Ma priorité est d’atteindre un équilibre émotionnel, spirituel et physique afin que je puisse poursuivre mon plan de vie. Je suis une défenseure des droits de la personne, et mon objectif est de continuer à travailler dans ce domaine, mais je dois d’abord guérir. Pour ceux et celles d’entre nous qui ont subi de la violence extrême et de la torture, il n’y a pas d’autorités au Mexique qui puissent vraiment nous aider de manière globale comme à El CAI. Nous sentons qu’ici, pour la première fois, nous sommes traité·e·s comme des êtres humains sans être revictimisé·e·s. Ils comprennent nos procédures et nos besoins. Je suis Mexicaine, mais je comprends et je sympathise avec mes camarades d’autres nationalités qui reçoivent également un traitement au centre. Nous savons ce que cela signifie de se sentir en danger, d’avoir l’impression qu’on vous traque. Mon agresseur est mort, mais pour certaines personnes de mon entourage dont l’agresseur a été libéré ou est libre, la menace continue de planer à tout moment. C’est terrible de vivre sous la menace constante. Le fait de parler de notre expérience et de nous faire prendre en photo nous rend visibles et nous humanise.

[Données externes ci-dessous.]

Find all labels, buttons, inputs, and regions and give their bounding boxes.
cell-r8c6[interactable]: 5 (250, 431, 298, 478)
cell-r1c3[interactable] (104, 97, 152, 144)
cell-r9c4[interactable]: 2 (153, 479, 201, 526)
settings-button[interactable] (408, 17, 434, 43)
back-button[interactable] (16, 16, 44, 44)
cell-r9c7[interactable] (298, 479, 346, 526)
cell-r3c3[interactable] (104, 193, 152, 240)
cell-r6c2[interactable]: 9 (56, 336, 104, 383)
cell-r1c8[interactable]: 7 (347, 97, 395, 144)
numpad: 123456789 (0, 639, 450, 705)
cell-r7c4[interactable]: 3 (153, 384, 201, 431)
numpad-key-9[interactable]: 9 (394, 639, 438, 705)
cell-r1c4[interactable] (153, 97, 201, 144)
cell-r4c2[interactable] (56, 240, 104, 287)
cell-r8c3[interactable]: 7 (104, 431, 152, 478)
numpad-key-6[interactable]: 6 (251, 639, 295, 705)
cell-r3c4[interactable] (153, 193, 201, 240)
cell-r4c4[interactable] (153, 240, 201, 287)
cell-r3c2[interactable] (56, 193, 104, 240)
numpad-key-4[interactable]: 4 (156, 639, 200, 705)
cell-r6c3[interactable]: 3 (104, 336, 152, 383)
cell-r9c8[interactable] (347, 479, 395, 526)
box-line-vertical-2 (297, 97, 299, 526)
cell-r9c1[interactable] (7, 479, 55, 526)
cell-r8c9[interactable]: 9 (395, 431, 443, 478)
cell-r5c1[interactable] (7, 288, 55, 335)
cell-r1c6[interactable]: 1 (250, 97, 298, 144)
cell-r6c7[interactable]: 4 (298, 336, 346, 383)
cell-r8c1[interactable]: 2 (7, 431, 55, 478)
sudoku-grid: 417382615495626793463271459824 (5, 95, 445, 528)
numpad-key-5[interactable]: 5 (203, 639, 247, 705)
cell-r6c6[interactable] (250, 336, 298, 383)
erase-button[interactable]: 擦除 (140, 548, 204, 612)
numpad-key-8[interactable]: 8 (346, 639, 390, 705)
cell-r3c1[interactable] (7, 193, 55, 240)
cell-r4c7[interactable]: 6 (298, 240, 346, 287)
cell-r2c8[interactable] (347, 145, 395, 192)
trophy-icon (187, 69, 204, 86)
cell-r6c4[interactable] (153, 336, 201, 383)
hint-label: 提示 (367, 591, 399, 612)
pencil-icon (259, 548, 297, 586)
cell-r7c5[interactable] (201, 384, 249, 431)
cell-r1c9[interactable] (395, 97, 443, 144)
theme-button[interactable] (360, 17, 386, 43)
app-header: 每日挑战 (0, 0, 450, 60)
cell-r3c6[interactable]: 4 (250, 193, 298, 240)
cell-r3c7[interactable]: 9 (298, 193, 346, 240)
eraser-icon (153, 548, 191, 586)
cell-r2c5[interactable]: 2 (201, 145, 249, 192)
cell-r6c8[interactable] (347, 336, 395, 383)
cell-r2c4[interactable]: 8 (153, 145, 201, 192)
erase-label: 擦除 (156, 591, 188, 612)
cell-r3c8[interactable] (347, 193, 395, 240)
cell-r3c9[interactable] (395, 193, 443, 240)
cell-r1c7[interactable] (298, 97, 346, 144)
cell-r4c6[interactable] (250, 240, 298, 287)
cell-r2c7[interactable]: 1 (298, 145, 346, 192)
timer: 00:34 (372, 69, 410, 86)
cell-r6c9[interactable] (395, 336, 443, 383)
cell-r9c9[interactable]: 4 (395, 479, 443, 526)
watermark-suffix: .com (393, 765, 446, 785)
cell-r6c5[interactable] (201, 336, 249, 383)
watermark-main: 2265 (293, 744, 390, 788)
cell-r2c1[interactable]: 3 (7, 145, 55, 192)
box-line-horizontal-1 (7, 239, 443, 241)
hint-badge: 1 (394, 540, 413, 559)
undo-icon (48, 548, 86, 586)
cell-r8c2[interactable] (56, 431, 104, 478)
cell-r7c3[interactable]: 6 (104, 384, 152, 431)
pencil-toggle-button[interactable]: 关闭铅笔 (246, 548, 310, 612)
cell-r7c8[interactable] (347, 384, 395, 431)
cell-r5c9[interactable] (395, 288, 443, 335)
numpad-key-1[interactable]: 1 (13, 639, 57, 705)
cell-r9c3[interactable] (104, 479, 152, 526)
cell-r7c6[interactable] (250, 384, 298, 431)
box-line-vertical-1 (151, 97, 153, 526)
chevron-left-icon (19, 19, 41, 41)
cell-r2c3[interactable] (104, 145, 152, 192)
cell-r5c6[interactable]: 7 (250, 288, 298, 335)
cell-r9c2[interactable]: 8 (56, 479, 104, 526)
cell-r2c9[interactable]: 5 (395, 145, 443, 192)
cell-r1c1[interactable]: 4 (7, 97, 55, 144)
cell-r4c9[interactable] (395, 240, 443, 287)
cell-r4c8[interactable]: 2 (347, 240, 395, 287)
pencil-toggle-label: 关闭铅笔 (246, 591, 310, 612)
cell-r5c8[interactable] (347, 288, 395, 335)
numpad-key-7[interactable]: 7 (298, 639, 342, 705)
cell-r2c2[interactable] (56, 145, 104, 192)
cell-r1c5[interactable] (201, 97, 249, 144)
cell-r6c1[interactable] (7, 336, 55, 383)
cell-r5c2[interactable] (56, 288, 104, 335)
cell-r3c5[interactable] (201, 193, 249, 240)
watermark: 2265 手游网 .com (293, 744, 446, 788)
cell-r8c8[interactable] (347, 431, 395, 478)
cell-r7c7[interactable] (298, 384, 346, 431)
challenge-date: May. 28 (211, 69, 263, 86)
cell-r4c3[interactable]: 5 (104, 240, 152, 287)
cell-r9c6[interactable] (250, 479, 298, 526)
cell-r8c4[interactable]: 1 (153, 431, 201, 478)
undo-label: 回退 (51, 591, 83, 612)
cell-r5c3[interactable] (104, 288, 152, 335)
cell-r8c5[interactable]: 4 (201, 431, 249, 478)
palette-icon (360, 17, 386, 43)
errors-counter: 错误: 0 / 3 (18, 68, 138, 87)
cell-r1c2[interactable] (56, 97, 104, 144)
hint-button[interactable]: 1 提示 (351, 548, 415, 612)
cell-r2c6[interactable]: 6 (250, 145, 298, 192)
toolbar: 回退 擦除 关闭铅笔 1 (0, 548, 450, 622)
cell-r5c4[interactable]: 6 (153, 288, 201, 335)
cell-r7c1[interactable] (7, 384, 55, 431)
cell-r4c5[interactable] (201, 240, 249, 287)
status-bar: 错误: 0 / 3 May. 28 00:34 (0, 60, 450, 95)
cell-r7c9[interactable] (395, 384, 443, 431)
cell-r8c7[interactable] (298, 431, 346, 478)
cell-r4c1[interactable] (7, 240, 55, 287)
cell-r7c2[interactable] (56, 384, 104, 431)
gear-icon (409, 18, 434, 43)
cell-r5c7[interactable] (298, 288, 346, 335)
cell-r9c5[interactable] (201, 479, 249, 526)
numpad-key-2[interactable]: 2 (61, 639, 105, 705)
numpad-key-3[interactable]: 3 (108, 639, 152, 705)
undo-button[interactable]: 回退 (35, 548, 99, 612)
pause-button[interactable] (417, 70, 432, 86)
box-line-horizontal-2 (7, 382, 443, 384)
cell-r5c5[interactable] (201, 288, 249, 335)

Fabiola : « J’espère que ce message parviendra au monde entier »

Je suis Mexicaine. Je suis née à Mexico et je suis architecte. En 2019, j’ai été victime d’une tentative de féminicide aux mains de mon conjoint de l’époque. Sans aucun doute, c’est la situation la plus difficile que j’ai eu à affronter dans ma vie, avec tout ce qu’elle a déclenché, dont la revictimisation par les autorités et l’abus institutionnel. Par moments, on vous faire croire que vous êtes folle, que l’incident ne s’est jamais produit, mais que si oui, c’est vous qui êtes à blâmer. J’ai dû me tourner vers des institutions qui, je croyais, allaient me protéger, mais qui se sont finalement révélées inutiles et corrompues.

À El CAI, Fabiola s’est rétablie sur plusieurs facettes.
À El CAI, Fabiola s’est rétablie sur plusieurs facettes.Jordi Ruiz Cirera

À El CAI, j’ai regagné beaucoup de choses. Les deux plus importantes sont la foi en l’humanité, et la joie de vivre. Maintenant, je peux regarder vers l’avenir avec espoir et reprendre certains de mes rêves, comme être une mère et une artiste. Espérons que le monde entendra mon message. Il faut que les gens sachent qu’il est possible de réparer et de reconstruire des corps, des esprits et des cœurs brisés.

 

*Le nom a été changé pour préserver l’anonymat.

** Commission mexicaine d’aide aux réfugiés.